Initially mounted as a Marathi film, Tribhanga gets its milieu right, with the actors often lapsing into Marathi. The film peels off the layers with quiet and sensitive efficiency, with Shahane using the device of Nayan speaking to the camera — before sinking into a coma, she was in the process of narrating her life story to a biographer, played by Kunaal Roy Kapur — to throw light on the irreconcilable estrangement between Nayan and Anu. That, coupled with flashbacks and Anu gradually opening up to talk about her festering emotional wounds, is what makes Tribhanga engaging for the most part.

The film aims to provide a portrait of what keeps families together and what drives them apart, but while Tribhanga is mostly successful in putting forth its point of how we all need to respect each other’s choices and also own the ones we make, the rushed screen time doesn’t really give us more than a superficial peek into the individual and collective worlds of the three women at the centre.

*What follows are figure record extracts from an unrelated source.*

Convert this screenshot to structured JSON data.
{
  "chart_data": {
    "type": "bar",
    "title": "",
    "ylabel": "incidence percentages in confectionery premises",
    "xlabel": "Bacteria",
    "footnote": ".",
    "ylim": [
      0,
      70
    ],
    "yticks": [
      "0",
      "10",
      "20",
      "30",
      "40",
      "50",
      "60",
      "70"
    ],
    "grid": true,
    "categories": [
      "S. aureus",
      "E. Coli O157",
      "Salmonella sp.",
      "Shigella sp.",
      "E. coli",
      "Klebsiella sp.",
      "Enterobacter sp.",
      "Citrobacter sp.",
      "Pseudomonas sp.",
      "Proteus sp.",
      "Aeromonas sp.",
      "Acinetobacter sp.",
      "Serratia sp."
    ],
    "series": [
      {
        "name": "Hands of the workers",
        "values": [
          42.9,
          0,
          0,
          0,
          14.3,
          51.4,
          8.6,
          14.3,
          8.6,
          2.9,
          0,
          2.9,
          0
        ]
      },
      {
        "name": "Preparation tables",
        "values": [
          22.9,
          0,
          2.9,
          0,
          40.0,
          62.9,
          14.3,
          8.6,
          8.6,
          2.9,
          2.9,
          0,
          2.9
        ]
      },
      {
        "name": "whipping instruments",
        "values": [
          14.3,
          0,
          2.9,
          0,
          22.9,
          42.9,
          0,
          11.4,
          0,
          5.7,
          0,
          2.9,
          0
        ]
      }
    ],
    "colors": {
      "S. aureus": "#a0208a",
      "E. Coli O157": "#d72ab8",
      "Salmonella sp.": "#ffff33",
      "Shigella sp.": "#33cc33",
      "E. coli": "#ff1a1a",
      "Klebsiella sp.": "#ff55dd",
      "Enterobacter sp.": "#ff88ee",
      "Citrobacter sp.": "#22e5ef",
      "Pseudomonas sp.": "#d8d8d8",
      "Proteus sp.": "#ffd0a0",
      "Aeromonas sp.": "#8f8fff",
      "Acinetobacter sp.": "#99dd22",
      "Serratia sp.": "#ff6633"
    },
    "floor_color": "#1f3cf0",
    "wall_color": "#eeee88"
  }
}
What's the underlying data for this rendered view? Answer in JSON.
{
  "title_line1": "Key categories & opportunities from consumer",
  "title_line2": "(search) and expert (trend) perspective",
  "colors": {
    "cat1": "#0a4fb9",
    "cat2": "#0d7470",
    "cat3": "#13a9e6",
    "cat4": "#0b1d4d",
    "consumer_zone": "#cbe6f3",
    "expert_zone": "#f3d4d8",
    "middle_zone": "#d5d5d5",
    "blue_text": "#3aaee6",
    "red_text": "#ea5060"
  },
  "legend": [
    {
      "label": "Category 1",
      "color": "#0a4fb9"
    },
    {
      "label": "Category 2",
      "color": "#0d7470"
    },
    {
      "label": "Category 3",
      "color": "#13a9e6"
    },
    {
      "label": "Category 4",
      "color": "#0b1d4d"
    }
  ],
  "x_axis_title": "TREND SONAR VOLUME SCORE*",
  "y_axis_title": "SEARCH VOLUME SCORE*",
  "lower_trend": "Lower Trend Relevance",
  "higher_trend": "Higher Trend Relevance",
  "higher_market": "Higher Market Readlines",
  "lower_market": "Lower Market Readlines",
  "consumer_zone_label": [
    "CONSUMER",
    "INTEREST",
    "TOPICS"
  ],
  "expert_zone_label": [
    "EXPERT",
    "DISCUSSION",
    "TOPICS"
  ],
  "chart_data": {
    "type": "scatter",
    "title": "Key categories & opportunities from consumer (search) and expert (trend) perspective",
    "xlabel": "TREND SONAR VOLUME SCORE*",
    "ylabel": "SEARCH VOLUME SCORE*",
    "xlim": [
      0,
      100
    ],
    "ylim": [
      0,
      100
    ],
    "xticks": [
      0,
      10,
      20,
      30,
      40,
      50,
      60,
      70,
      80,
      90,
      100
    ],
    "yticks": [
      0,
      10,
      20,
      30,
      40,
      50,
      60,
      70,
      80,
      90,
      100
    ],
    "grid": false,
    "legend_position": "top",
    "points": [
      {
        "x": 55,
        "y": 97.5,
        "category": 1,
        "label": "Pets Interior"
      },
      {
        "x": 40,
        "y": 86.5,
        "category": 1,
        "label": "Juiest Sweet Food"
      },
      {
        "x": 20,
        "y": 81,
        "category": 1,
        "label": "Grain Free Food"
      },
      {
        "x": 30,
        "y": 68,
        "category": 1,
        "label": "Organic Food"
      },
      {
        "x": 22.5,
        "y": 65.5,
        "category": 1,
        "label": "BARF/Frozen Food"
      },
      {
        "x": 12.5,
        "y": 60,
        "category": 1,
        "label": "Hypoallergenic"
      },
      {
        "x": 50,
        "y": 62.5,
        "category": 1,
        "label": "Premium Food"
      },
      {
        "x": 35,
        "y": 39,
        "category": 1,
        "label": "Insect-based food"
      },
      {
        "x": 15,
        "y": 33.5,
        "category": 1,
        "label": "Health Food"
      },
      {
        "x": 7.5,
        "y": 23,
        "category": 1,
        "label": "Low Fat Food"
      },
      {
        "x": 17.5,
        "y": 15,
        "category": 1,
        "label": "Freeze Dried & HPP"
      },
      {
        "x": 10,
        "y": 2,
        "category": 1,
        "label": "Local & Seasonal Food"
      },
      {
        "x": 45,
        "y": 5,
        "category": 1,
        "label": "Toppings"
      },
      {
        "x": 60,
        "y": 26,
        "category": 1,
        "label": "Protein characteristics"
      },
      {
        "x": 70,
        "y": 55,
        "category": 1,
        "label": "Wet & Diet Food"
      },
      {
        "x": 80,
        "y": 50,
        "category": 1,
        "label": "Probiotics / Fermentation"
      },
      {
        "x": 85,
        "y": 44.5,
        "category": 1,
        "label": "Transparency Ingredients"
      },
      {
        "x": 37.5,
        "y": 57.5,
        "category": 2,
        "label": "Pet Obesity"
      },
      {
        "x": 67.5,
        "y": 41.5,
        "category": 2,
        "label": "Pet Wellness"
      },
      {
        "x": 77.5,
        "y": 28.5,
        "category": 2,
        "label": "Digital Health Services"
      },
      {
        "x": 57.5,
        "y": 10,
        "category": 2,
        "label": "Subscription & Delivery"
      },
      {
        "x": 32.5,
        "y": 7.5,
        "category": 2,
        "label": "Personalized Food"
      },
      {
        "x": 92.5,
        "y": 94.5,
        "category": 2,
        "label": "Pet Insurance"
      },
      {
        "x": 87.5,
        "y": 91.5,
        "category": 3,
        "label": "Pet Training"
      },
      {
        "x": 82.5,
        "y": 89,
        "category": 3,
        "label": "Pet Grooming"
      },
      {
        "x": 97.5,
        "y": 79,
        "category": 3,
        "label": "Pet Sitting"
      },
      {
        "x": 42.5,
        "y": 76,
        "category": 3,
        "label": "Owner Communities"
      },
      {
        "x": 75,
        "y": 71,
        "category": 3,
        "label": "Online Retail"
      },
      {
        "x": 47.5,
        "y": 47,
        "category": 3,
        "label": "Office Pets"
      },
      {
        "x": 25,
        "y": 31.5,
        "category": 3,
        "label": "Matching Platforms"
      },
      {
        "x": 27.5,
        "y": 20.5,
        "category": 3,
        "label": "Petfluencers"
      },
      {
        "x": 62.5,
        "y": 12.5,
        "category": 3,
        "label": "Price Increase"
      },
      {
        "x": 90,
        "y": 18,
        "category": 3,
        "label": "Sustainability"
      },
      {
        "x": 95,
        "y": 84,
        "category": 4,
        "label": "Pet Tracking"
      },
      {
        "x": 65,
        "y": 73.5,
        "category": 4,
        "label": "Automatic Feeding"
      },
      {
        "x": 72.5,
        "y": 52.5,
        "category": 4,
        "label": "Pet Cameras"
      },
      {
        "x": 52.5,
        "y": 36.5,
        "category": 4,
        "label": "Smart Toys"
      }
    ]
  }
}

Mithila, in particular, is given very little to play with, her Masha hardly rising above the character brief on paper, save for that emotional scene towards the fag end between Masha and Anu in which they examine their relationship and own up to their respective mistakes.

Tanvi Azmi, as expected, holds the film together, with the men for once — besides Kunaal Roy Kapur, the other male character of import is Anu’s brother Robindra ( played by Vaibhav Tatwawaadi), who unlike Anu, has decided to let go instead of holding on to any ill-will against his mother — functioning as supporting acts to the women.

Tribhanga strives to say much — there’s sexual assault, domestic violence, patriarchy — in its limited screen time, but much of it doesn’t come together like it should have. In the end, however, the film’s message — of three different directions making peace to align themselves towards a common goal — lingers.